It’s been months since my ability to walk and work became cripplingly compromised. Going from a physically demanding lifestyle to a sedentary dependency has been one of the most difficult transitions of my life. My days are little more than one continuous cycle of sleep, TV, social media, eat, and repeat.
One unexpected side effect of this new version of life is that my words no longer hold the same weight as they once did. Almost immediately after it became clear that I could no longer work, I was suddenly being talked over by my wife and daughter. I could be in the middle of telling a story, explaining how to do something, or musing about a news story I saw, when either my wife or daughter would interrupt with something unrelated and derail my narrative.
After repeated derailments I conceded to not attempt to return to what I was saying to just gauge whether or not it truly mattered to my small household audience. After a month of consistent interruptions with no real efforts to return to what I was saying, I began to realize my words, my only strength, were less impactful than a broken nerf gun. To cope with this new “normal” I took to blogging where I could finish my thoughts without interruption.
Blogging has helped me get the jumble of thoughts, rants, and insights out of my head. However, a new paradigm has emerged at home. I have been told to stop criticizing President Trump because they are sick of hearing it. While I didn’t feel like I was over the top or particularly wrong in my assessment of the job he is doing, I no longer speak of politics or general news in my home.
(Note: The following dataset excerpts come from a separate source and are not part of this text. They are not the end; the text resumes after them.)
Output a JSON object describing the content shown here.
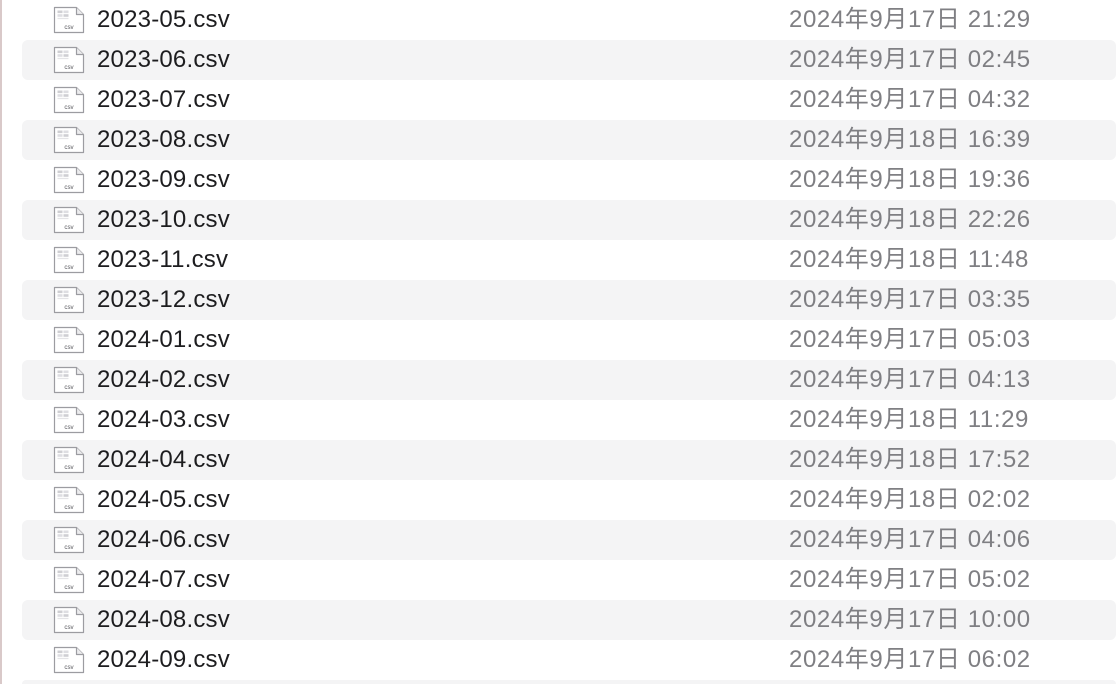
{
  "file_icon": "csv-file-icon",
  "icon_label": "csv",
  "files": [
    {
      "name": "2023-05.csv",
      "date": "2024年9月17日 21:29"
    },
    {
      "name": "2023-06.csv",
      "date": "2024年9月17日 02:45"
    },
    {
      "name": "2023-07.csv",
      "date": "2024年9月17日 04:32"
    },
    {
      "name": "2023-08.csv",
      "date": "2024年9月18日 16:39"
    },
    {
      "name": "2023-09.csv",
      "date": "2024年9月18日 19:36"
    },
    {
      "name": "2023-10.csv",
      "date": "2024年9月18日 22:26"
    },
    {
      "name": "2023-11.csv",
      "date": "2024年9月18日 11:48"
    },
    {
      "name": "2023-12.csv",
      "date": "2024年9月17日 03:35"
    },
    {
      "name": "2024-01.csv",
      "date": "2024年9月17日 05:03"
    },
    {
      "name": "2024-02.csv",
      "date": "2024年9月17日 04:13"
    },
    {
      "name": "2024-03.csv",
      "date": "2024年9月18日 11:29"
    },
    {
      "name": "2024-04.csv",
      "date": "2024年9月18日 17:52"
    },
    {
      "name": "2024-05.csv",
      "date": "2024年9月18日 02:02"
    },
    {
      "name": "2024-06.csv",
      "date": "2024年9月17日 04:06"
    },
    {
      "name": "2024-07.csv",
      "date": "2024年9月17日 05:02"
    },
    {
      "name": "2024-08.csv",
      "date": "2024年9月17日 10:00"
    },
    {
      "name": "2024-09.csv",
      "date": "2024年9月17日 06:02"
    }
  ]
}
Problem solved right?
No. I was asked if there was anything I needed from the grocery store last night. I thought for a moment, then replied “no”. Wife persisted in asking, as I looked like I wanted something but did not say it. So I explained that ice cream sounded good, but given my expanding waistline, our shrunken bank account, and extremely limited freezer space caused me to decide against ice cream. Her response was bewildering in that moment. Essentially, I was told that I used way to many words to explain why I did not want her to buy ice cream.
She went off to the store with our daughter, returning with pet food and pizza. I only spoke when spoken to and offer only the essential response to questions posed directly to me. Perhaps this is just a fit that I am throwing until I grow tired of this “game”. I don’t know how this will proceed but it will certainly become a fight where I will be vilified for going to the extreme.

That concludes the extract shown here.